Dalam keyakinan kita, memandang ekonomi Islam merupakan satu bagian saja dari sistem Islam yang menyeluruh dan merupakan hal yang paling nyata dari hal-hal yang membedakan ekonomi Islam dengan ekonomi lainnya. Hubungan ekonomi Islam dengan akidah dan syariat itulah yang menyebabkan kegiatan ekonomi dalam Islam berbeda dengan kegiatan ekonomi menurut sistem system hasil penemuan manusia, menyebabkan memiliki sifat pengabdian dan cita cita yang luhur, dan menyebabkannya memiliki pengawasan atas pelaksanaan kegiatan ini dengan pengawasan sebenarnya. Uraiannya adalah sebagai berikut:
1. Kegiatan ekonomi dalam Islam bersifat pengabdian, Dalam Islam dikenal kaidah umum, yang menyatakan bahwa pekerjaan apapun yang dilakukan oleh orang Islam, baik pekerjaan ekonomi atau bukan, bisa berubah dari pekerjaan material biasa menjadi ibadah yang berpahala apabila orang Islam tadi dalam pekerjaannya bermaksud mengubah niatnya untuk mendapatkan keridaan Allah SWT. Peranan niat sangatlah penting dalam mengubah pekerjaan biasa menjadi ibadah yang berpahala. Dalam salah satu hadist yang diriwayatkan oleh Umar bin Khatab, Rasulullah bersabda: “semua pekerjaan sesuai dengan niatnya. Sesungguhnya setiap orang mempunyai niat sendiri-sendiri. Barang siapa berhijrah kepada Allah dan Rasul-Nya, maka hijrahnyapun kepada Allah dan Rasul-Nya. Dan barang siapa berhijrah kepada dunia atau kepada seorang wanita yang akan ia nikahi, hijrahnyapun kepada naitnya dalam hijrah kesana”.

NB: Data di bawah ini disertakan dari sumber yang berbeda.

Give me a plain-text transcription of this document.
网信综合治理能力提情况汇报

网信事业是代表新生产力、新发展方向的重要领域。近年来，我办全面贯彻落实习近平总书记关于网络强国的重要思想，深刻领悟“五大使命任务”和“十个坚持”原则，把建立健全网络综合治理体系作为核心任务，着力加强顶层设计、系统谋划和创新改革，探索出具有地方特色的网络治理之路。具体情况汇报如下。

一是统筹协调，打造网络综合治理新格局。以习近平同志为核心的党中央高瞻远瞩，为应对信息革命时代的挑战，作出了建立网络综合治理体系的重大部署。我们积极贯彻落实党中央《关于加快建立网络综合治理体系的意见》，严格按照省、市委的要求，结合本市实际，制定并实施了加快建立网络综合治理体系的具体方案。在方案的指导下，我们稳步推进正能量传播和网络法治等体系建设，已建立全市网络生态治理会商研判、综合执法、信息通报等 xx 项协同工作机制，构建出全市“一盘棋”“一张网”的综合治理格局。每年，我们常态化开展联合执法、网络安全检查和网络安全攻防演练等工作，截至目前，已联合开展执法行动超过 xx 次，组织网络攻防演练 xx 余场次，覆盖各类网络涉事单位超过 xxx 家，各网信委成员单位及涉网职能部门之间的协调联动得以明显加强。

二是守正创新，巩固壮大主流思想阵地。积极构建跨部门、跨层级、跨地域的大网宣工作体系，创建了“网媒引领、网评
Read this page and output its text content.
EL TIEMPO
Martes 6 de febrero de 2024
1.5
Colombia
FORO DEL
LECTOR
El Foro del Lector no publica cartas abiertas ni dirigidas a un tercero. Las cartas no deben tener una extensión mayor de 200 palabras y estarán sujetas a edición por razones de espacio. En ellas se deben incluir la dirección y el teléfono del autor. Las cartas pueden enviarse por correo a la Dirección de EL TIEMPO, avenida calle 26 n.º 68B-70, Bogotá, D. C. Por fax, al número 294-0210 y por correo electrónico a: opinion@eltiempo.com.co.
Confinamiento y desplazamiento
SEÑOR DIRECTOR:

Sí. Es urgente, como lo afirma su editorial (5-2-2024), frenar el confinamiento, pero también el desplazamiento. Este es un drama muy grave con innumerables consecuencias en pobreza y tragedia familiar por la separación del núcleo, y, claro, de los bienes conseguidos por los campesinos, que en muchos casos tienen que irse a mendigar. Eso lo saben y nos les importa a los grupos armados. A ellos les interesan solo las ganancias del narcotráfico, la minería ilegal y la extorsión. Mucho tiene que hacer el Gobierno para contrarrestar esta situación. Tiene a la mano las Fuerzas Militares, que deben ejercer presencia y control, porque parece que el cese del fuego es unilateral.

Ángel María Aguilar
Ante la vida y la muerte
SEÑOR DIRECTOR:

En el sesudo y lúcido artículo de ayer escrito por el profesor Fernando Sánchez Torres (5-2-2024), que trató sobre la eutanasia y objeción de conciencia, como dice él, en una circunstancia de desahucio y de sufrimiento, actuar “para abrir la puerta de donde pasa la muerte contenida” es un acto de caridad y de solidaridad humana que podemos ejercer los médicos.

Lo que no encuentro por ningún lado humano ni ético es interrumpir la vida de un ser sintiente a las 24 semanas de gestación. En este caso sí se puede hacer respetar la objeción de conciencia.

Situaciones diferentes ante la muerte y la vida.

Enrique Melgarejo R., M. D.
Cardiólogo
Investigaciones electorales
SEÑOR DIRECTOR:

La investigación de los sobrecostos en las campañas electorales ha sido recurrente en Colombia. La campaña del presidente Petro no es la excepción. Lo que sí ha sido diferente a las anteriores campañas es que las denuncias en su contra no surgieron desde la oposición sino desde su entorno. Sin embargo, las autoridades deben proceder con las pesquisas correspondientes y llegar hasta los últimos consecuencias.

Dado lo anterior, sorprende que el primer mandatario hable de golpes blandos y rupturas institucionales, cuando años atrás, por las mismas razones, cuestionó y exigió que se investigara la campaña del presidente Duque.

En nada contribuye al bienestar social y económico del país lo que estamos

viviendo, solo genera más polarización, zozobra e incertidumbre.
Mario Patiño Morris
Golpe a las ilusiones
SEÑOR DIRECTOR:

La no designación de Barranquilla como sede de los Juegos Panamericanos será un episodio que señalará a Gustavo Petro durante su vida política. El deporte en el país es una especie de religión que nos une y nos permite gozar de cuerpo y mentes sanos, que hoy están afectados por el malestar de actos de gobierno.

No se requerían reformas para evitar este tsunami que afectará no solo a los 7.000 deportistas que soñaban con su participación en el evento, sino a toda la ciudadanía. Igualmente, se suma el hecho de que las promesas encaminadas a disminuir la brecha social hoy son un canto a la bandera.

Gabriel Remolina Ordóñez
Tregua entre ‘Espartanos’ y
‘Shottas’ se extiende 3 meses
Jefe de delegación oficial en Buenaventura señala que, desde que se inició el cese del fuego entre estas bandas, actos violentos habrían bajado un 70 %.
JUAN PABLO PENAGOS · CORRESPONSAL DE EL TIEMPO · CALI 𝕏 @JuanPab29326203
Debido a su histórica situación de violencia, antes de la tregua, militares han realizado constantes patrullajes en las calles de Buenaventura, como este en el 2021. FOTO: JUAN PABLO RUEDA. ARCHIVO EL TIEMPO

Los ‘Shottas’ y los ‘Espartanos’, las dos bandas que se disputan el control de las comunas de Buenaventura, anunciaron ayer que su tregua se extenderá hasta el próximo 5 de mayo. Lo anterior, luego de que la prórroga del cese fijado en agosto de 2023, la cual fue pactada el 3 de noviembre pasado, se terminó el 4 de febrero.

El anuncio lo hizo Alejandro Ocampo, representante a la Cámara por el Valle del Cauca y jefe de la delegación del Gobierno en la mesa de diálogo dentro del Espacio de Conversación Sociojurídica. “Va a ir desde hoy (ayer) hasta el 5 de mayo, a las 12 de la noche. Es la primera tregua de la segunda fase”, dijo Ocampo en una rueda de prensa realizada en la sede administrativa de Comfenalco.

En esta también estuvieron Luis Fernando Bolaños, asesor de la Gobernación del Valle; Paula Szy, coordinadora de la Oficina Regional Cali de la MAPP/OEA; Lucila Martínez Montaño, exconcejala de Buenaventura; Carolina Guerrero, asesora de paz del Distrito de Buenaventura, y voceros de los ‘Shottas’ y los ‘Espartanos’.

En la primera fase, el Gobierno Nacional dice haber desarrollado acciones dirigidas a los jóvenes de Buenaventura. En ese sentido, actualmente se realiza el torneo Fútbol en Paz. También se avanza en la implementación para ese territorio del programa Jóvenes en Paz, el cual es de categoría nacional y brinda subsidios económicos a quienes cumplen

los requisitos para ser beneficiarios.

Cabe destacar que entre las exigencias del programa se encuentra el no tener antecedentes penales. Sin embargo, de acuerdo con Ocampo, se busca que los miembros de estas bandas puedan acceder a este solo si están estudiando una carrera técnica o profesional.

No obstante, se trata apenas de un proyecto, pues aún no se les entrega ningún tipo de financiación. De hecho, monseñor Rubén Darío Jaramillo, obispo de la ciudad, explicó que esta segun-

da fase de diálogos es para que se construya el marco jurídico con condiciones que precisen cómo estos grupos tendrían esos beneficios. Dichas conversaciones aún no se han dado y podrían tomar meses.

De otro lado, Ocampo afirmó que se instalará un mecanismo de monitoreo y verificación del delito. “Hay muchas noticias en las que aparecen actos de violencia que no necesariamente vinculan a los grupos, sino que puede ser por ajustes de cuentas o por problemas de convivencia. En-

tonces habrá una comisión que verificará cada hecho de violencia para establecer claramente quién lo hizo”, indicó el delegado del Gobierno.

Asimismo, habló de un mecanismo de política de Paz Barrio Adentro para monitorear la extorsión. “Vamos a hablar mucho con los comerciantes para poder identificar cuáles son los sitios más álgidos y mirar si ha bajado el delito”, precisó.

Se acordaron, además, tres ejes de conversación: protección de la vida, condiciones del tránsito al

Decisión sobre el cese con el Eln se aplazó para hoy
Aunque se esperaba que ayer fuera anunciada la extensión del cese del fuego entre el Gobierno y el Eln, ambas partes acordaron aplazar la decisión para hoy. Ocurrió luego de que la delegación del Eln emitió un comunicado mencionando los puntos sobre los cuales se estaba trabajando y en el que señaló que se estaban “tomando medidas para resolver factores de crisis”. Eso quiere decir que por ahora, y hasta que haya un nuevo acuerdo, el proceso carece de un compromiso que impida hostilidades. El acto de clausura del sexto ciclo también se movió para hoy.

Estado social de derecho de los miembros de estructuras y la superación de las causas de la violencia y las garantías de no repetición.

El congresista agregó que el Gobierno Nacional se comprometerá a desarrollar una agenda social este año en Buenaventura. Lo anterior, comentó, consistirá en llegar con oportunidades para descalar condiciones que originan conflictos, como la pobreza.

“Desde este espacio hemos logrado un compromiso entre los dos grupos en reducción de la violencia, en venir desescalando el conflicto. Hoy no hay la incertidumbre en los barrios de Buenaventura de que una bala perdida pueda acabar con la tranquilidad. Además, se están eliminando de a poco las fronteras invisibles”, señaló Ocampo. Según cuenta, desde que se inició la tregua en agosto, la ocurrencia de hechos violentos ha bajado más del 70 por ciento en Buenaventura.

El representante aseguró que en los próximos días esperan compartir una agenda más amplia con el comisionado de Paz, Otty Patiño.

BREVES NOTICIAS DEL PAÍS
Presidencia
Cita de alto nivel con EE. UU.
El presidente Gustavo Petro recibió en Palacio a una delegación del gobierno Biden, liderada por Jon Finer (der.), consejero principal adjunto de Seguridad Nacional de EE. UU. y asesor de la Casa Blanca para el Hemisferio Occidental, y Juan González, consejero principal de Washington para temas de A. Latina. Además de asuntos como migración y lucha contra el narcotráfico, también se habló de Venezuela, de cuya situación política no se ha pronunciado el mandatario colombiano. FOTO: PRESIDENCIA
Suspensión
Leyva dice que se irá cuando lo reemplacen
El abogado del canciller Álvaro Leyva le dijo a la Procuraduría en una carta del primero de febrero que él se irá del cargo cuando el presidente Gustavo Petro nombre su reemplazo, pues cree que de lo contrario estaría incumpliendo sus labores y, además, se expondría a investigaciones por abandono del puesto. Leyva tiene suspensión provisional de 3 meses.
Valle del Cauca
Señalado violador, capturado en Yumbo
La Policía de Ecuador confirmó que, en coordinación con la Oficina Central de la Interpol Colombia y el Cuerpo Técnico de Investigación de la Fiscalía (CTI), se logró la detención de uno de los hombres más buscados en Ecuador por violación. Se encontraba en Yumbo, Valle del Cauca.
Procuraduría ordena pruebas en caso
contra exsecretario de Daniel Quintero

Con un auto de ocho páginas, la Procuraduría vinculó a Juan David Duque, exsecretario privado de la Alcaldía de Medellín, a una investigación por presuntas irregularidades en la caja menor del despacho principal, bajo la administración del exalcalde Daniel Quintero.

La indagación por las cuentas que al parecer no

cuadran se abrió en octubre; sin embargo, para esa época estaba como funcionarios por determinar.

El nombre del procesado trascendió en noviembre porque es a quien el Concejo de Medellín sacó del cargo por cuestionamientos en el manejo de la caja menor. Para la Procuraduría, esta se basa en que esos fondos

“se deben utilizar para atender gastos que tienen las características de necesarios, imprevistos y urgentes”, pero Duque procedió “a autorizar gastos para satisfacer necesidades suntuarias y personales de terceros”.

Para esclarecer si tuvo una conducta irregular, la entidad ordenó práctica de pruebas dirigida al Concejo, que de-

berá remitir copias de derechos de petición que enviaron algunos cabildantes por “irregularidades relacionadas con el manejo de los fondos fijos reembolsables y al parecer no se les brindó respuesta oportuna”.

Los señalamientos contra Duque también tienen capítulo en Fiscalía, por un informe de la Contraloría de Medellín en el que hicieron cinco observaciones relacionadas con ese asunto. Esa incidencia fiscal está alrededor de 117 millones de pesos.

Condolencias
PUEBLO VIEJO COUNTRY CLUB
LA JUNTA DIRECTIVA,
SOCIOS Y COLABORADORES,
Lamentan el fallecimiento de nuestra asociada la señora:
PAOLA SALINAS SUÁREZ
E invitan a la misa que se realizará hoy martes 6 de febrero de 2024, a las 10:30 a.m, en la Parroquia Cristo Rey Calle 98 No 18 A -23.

Pada hadits lain diceritakan bahwa, sebagian sahabat Nabi mengatahui seorang pemuda yang bergegas melakukan pekerjaannya. Seorang sahabat mengatakan, “seandainya ini pada jalan Allah”. Maka Nabi bersabda, “Janganlah berkata demikian, sebab jika ia keluar berusaha demi anak yang kecil kecil, dia berada dijalan Allah. Jika ia keluar berusaha demi ibu bapaknya yang telah tua, ia ada di jalan Allah. Dan jika keluar demi dirinya sendiripun, masih pula dijalan Allah. Namun, jika ia ingin dipuji orang (riya) atau karena membanggakan diri, dia berada dijalan setan”.
Dapat dimengerti dari hadist tersebut bahwa kegiatan ekonomi maupun kegiatan apa saja apabila bersih niatnya dan ikhlas tujuannya, maka sungguh dapat digolongkan pada ibadah.
2. Kegiatan ekonomi dalam Islam bercita cita luhur, Kegiatan ekonomi Islam bertujuan tidak hanya mengejar materialisme saja, tetapi yang menjadi tujuan luhur ekonomi Islam adalah bagaimana memakmurkan bumi untuk mendapatkan kehidupan yang insani sebagai tanda pengabdian kepada Allah SWT sebagai khalifah di muka bumi. QS. Al Qashash (28) ayat 77, “Dan carilah pada apa yang telah dianugerahkan Allah kepadamu (kebahagian) negeri akhirat, dan janganlah kamu melupakan bagimu dari (kenikmatan) duniawi dan berbuat baiklah (kepada orang lain) sebagaimana Allah telah berbuat baik kepadamu, dan janganlah kamu berbuat kerusakan di (muka) bumi. Sesungguhnya Allah tidak menyukai orang-orang yang berbuat kerusakan”.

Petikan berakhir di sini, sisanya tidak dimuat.